Man kann unterschiedlich auf Negativität reagieren. Ein anderer Weg hat die Hauptfigur im jüngst verfilmten Stück "The Boys in the Band" gewählt. Michael, so heisst er, ist ein schwuler Schriftsteller in den USA der späten 60-er Jahre, dessen Antwort auf die Feindseligkeit rund um ihn herum Verzweiflung, Selbsthass und Selbstzerstörung sind. Das Stück enthält Anklänge an Sartres "Hui clos", in dem vier Figuren in einem Raum eingeschlossen sind und die Augen nicht mehr zumachen können. "Die Hölle sind die Anderen", ist die Schlussfolgerung des Stücks, denn man ist Tag und Nacht dem fremden Blick ausgesetzt. 

Mart Crowley, der Autor von "The Boys..." hat seine Figuren auch in einen einzigen Raum verschanzt. Es geht aber darin nicht um gegenseitige Überwachung, sondern um Aufrichtigkeit. Michael organisiert eine Überraschungsparty für einen seiner Freunde, zu der auch ein alter heterosexueller Bekannter eingeladen ist. Neun Männer agieren im Laufe des Abends, Frustrationen, Lebenslügen, Aggressionen und damit einhergehende Verletzungen aus. Es geht dabei nicht um tiefschürfende psychologische Analysen, sondern eher um ein Spiel, der die Wahrheit über jeden einzelnen ans Licht befördert: Einen Freund anrufen, den man liebt, gibt einen Punkt, ihm die Liebe zu gestehen gibt zwei Punkte und so fort. 

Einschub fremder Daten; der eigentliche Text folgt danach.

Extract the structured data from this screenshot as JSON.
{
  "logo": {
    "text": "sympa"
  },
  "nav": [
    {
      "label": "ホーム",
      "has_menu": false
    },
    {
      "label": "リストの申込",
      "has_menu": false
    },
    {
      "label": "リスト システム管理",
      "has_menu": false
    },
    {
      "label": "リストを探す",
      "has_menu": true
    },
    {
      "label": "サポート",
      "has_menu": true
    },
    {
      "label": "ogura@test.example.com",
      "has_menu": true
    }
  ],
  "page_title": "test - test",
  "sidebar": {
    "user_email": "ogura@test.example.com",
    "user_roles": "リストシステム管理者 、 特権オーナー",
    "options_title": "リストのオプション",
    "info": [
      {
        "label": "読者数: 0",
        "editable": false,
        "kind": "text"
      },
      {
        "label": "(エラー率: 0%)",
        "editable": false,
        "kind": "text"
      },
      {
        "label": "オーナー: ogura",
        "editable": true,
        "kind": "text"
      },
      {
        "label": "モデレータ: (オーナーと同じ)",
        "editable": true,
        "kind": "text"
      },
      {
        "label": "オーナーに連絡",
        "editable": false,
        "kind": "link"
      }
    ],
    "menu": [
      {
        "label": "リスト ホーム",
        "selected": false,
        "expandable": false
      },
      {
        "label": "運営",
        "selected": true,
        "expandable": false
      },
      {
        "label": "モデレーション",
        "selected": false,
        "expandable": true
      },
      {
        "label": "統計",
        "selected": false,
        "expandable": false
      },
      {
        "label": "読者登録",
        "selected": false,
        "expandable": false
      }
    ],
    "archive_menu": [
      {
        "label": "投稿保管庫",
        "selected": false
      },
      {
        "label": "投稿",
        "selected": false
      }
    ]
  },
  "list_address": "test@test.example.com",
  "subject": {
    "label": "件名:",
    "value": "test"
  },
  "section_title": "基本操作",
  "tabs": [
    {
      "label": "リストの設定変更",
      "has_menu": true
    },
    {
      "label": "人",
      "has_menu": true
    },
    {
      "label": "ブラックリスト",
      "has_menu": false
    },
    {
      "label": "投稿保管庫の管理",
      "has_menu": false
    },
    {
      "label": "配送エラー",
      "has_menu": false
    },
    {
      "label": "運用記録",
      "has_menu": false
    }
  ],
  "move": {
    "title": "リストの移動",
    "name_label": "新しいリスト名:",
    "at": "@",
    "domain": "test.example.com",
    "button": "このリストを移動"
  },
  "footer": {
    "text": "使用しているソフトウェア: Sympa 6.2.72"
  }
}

Die Ähnlichkeit zwischen "The Boys..." und Hillesums Tagebuch finde ich verblüffend. In beiden Fällen geht es um Unterdrückung, Selbsthass und wie aus Lebenslügen heraus Sündenböcke entstehen, auf die man die eigenen Frustrationen projiziert. Spannend finde ich auch, dass diese Erkenntnisse jeweils in der Abgeschiedenheit stattfinden: Bei Michael ist es das Telefonspiel, bei Hillesum das Schreiben, das einfach mal irgendwo beginnt und je weiter man es treibt, unvermutet zur Wahrheit führt. Das Leben als Spiel eben. 

Diejenigen, die dieses Prinzip missverstehen, wenden ein, dass es durchaus den Ernst des Lebens gebe. Man könne nicht leichtfertig damit umgehen. Johan Huizinga hat ein sehr schönes Buch, ein Klassiker inzwischen, geschrieben, der dieses Missverständnis schnell aufklärt. "Homo ludens", heisst das Werk, in dem der menschliche Spieltrieb als historische Tatsache belegt wird. Das Spiel schafft Tatsachen. Es ist nicht das Gegenteil des Ernstes, sondern das Spiel ist der Ernstfall des Lebens. 

Aus diesem Grund, dem dem Spiel innewohnenden existenziellen Ernst, muss man (muss ich) Platon widersprechen, wenn er schreibt, dass die Dichter zu viel lügen. Für Platon ist die Dichtung schädlich, weil sie, im Gegensatz zur Philosophie, nicht zur Wahrheit führt. Angesichts von Huizinga, Hillesum und Crowley muss man feststellen, dass die Dinge anders liegen. Dichtung, Kunst überhaupt, ist etwas Hochpolitisches. Sie hält uns als Individuen und als Gesellschaft den Spiegel vor. Ich bin von daher eher Aristotelikerin. In seiner Poetik spricht Aristoteles, der ja Platons Schüler war, von der Katharsis, von der reinigenden Kraft der griechischen Tragödie, die sich durch Identifikation mit dem tragischen Helden ereigne. Ja, im Spiel der Fiktion werden wir ein Stück an uns selbst herangeführt. 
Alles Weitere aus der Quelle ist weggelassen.